Julia and her mom have had to dispel some misconceptions about Zumba: “People who are my age think it’s only for their moms and grandmas, which is completely untrue,” Julia said. “And the older generation thinks because they’ve never had any dance experience, they can’t do it.”

After years of doing Zumba — as well as ballet, tap, jazz and modern dance — Julia last year at the age of 14 was certified as a Zumba instructor.

“It’s not super common, but even just this (past) week we had a 17-year-old instructor in the D.C. area who’s been teaching virtual courses,” said Rebecca Dorfman, director of public relations and branded content for the Miami-based Zumba Fitness LLC.
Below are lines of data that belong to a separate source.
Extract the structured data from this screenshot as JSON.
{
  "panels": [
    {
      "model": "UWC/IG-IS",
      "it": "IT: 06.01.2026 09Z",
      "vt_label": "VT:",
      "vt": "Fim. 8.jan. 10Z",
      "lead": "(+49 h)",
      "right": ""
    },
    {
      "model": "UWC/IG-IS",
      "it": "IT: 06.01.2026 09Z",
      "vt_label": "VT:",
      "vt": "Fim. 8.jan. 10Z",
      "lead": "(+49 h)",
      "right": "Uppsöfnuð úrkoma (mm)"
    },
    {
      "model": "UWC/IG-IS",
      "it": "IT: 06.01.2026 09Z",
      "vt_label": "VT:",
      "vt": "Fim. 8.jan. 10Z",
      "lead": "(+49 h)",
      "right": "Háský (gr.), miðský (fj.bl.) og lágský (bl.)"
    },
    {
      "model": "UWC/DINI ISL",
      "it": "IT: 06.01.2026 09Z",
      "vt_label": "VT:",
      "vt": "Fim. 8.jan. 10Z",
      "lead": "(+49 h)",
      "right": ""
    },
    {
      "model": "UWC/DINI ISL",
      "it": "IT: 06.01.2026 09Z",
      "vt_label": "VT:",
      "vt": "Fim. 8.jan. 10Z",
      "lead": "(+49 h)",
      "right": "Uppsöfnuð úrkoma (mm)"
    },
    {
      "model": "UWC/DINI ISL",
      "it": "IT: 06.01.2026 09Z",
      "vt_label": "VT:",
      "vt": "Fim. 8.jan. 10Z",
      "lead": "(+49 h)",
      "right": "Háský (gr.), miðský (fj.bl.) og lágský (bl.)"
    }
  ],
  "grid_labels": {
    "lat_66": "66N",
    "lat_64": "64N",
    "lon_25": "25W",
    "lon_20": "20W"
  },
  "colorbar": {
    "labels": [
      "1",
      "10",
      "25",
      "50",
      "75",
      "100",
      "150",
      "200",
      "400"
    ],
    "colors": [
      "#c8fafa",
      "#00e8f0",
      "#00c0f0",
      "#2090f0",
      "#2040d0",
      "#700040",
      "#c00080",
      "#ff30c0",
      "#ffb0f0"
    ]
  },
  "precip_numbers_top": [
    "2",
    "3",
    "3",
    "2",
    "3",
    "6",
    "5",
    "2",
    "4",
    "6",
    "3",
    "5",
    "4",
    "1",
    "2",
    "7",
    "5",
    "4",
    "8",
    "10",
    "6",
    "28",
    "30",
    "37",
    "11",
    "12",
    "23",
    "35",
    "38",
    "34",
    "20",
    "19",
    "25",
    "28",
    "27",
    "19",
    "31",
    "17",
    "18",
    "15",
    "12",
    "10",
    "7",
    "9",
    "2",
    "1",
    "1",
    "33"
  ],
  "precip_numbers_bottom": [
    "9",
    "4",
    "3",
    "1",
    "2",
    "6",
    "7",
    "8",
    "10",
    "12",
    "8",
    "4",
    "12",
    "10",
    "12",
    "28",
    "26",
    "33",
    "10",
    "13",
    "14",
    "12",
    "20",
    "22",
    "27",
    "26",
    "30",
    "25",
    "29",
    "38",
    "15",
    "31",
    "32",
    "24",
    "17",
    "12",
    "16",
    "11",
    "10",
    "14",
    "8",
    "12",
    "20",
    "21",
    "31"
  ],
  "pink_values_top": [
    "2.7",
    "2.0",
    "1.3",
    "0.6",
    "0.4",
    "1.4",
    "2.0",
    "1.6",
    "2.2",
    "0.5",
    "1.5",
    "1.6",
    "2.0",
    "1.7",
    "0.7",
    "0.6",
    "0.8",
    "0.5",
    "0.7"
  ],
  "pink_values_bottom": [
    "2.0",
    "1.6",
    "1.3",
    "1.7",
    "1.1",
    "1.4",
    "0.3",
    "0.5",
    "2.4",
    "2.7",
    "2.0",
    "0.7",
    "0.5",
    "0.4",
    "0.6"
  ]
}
“We do license people who are around her age as long as they have parental consent” and the parent is present while the teen is teaching, Dorfman said.

Kerpel said her daughter teaches under her supervision primarily for insurance purposes. Julia will be able to teach on her own when she turns 18 and plans to teach on her own when she goes to college.

While she declined to say how many licensed instructors are teaching Zumba, Dorfman said thousands of classes are now being offered virtually and more than 1 million people are participating. “Before this, there was no virtual component to Zumba.”

At a time like this, when so many people are under stress, Dorfman said any kind of movement is “super important.”

Deerfield resident Lisa Rosenberg agrees: “The fact that Zumba moved online is an absolute godsend for sanity, for health, for connection.”

Rosenberg, who takes classes from the Kerpels several times a week, said every hour of instruction flies by. And she’s even persuaded her husband to give Zumba a try because he doesn’t have to leave the house. Julia and her mom are “really easy to follow, so upbeat — which is important especially now.”

“She’s such a joy to watch. She always has a big smile on her face,” Rosenberg said of the teen instructor, who she jokes is helping Rosenberg keep off “the COVID 19” stay-at-home pounds, a reference to the “freshman 15” weight gain many college students experience during their first year away from home.

“Everyone morning I get up with them and I do the workout. And it helps me,” Rosenberg said.

Though they plan to keep offering some virtual classes once in-person instruction can resume, the mother-daughter duo looks forward to being back in the same room with their participants, who range in age from young children to grandmas.

“We miss being with each other and the joy and energy we create when we are dancing together,” Melissa Kerpel said.